Differences between data engineer, data scientist and MLE
The above stories highlight the different roles that a data engineer, scientist and MLE play in a project, as well as where they may interact and collaborate on a problem.We saw that a data scientist is more likely to interact with data engineers in the earlier stages of the project. For example, Charlie worked with data engineers to figure out how he would be accessing the data for model development, and is likely to work with them to implement any transformations he used during his modelling process into the data pipeline.
On the other hand, the MLE plays an important role after the data scientist has completed their model development work. We saw Tom begin to work closely with the MLE team to figure out the best way to get the model he developed into production. It is important for the data scientist to remain involved in the project, as they can provide key information about the features that the model is expecting, as well as any performance thresholds that the model should be meeting. For example, Tom may advise the MLE on the kind of retraining strategy that should be implemented.
Overall, each role has an important part to play in the lifecycle of a data-driven project.
- Data engineers build and maintain the infrastructure needed to store and process data
- Data scientists analyse and model data to derive insight
- MLEs deploy and optimise machine learning models in production environments.
It is common to expect a significant amount of interaction between the roles, as well overlap in skillsets.
We have explored the typical duties and responsibilities that might be assigned to a data scientist. Throughout our three data scientists’ days, we have seen examples of the following key tasks:
- Data collection
- Cleaning and preprocessing
- Exploratory data analysis
- Data visualisation
- Statistical analysis
- Model development
- Communication and collaboration
- and much more.
Although the exact focus and emphasis of these tasks varied, each story demonstrated how the data scientist applied this core skill set to deliver value to their organisation. We have also seen how data scientists often work closely with other roles (data engineers, MLEs) to produce a quality outcome.

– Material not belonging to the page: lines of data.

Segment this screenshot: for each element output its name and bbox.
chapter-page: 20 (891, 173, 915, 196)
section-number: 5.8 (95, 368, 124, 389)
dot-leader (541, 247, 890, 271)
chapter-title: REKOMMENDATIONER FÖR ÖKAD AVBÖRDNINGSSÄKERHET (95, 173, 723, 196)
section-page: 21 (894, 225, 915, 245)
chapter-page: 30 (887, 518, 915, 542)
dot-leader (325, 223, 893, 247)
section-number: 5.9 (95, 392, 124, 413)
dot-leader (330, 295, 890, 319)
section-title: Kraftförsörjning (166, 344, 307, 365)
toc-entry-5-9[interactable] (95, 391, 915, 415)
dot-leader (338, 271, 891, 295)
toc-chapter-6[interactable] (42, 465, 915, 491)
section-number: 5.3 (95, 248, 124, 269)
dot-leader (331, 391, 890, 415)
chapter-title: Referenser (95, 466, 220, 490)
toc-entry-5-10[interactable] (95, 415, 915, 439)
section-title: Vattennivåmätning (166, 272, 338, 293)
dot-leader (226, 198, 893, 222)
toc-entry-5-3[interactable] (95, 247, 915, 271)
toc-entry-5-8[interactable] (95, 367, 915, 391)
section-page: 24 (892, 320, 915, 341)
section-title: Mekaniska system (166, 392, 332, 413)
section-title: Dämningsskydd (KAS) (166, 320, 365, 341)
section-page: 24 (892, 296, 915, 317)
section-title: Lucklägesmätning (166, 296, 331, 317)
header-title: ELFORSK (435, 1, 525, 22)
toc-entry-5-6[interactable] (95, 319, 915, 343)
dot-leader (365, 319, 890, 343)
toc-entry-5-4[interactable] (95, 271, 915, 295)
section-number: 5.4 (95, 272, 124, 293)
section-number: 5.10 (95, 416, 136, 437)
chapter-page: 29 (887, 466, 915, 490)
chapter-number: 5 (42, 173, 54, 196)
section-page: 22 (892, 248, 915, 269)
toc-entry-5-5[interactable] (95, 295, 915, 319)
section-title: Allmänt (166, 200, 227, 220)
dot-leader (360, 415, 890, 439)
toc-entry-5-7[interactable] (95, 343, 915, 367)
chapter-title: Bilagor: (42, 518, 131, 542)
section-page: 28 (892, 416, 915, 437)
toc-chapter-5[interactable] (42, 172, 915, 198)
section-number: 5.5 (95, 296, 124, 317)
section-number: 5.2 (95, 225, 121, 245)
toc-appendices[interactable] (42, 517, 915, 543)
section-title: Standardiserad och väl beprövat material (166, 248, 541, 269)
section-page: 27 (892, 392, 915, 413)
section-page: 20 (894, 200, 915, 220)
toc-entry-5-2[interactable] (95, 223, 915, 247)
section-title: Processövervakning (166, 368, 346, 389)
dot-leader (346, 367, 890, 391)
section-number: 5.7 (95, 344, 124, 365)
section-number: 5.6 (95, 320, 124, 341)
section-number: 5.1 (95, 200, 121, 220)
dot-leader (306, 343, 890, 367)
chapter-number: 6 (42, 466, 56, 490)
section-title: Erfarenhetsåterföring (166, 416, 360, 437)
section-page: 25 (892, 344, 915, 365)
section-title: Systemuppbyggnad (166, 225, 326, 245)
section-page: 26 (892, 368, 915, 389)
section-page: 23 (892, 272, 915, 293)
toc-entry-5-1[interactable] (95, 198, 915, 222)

Ultimately, it is the ability to effectively use data to drive insights and inform decision-making that is what ties all data science roles together. By leveraging data science techniques and tools, businesses can gain a competitive edge and drive growth and profitability. With the amount of data being collected all over the globe growing exponentially every day, the importance of data scientists will only continue to increase as we move towards the future.